Why is so important to only have one credit card

Why is so important to only have one credit card?

Don’t fall for the trap of signing up for every credit card offer you receive.

While you’re in college (and especially after you graduate) you’ll start to receive a lot of credit card offers in the mail. This is because you’re young enough to be able to pay them back over a period of time, you haven’t had a chance to develop a bad credit history yet, and at this age you’re more impulsive, so you’ll rack up a lot of debt. Remember that bankers don't send them just to make it easier for you, but they expect to take advantage of that as well. That's why they invade you with so many "credit opportunities".

It's important for you to keep in mind that even if it's not a payment that you make at the moment, you still have to pay it at some point, and as time goes by, the higher the amount will be. So if you have credit cards you should establish certain rules for yourself, such as don’t use them in too high amounts, reserve them for emergencies, leave them at home most of the time, among others.

As intriguing as zero percent interest for three months sounds, don’t accept so many credit cards. Get just one and use it responsibly. It’ll save you from the nightmare of having to consolidate multiple credit cards and being overwhelmed with credit card debt.

Don’t fall for the trap of signing up for every credit card offer you receive.

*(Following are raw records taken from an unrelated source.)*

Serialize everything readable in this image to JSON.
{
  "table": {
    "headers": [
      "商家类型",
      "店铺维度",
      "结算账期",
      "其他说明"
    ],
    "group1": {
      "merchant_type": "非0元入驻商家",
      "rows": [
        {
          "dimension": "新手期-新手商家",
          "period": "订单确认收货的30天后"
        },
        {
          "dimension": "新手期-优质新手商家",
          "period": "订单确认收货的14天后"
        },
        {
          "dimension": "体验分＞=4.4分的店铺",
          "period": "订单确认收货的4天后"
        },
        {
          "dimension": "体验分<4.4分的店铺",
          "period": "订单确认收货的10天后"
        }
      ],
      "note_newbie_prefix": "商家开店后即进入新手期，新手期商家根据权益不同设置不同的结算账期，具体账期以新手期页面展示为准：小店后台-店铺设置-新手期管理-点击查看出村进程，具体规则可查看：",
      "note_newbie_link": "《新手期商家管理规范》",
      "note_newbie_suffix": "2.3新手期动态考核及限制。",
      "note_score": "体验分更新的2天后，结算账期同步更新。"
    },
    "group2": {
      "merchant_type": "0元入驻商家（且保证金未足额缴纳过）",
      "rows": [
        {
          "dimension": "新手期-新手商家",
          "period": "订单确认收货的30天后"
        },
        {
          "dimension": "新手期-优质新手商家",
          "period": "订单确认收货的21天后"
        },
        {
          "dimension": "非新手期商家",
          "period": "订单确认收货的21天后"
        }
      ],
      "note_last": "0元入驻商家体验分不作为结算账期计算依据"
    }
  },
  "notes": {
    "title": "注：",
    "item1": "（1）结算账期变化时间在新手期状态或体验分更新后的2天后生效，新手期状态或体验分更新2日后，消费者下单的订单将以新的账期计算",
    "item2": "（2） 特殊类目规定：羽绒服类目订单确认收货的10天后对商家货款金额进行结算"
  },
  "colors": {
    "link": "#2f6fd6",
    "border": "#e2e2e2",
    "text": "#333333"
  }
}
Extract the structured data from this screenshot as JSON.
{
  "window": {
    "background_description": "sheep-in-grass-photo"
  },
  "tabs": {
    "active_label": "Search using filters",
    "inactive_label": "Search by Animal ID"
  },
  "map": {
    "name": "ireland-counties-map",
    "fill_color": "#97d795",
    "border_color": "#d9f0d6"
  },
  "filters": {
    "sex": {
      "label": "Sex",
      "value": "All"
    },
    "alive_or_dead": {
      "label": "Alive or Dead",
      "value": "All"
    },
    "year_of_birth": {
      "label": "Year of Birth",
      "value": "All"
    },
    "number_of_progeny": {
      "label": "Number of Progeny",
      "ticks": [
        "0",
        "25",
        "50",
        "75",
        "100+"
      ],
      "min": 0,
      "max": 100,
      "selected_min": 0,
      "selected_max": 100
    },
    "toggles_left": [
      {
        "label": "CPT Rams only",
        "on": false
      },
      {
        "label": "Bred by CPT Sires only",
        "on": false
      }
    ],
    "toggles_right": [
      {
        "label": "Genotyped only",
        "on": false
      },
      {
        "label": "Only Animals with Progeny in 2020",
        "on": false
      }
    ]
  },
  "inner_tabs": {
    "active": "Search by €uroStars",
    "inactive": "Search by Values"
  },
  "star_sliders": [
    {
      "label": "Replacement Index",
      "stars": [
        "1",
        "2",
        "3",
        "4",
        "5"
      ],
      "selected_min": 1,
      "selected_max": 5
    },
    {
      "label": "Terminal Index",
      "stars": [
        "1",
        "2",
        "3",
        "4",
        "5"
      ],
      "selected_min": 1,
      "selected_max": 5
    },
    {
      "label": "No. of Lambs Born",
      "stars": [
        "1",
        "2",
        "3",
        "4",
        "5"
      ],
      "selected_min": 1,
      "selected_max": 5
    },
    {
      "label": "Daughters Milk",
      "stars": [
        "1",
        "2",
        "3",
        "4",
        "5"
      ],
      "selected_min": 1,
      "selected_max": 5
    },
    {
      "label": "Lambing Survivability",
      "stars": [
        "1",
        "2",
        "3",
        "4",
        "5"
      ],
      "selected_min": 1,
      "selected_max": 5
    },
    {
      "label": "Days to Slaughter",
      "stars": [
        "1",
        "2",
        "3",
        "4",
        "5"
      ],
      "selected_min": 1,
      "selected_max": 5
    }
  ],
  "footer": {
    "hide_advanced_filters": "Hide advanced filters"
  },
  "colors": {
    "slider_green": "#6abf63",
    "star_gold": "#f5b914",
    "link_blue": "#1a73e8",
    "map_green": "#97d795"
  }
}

We can sum up in just 3 items:

  1. Simplicity. You only have to worry about one balance, one credit limit, one due date. This makes it easy to maintain a good credit score, since hitting your limit or forgetting to pay your bills on time can knock points off.
  2. Faster rewards payout. If you’ve invested time in choosing a good rewards credit card and use it consistently, you’ll see your rewards balance pile up more quickly than you would if you were spreading your spending around. If your card has a minimum redemption, amount, you'll be able to cash out more quickly.
  3. Lower identity theft risk. The more cards you have, the more exposed you are to data theft. Further, the more card accounts you're juggling, the longer it might take for you to notice it someone is using your card information fraudulently.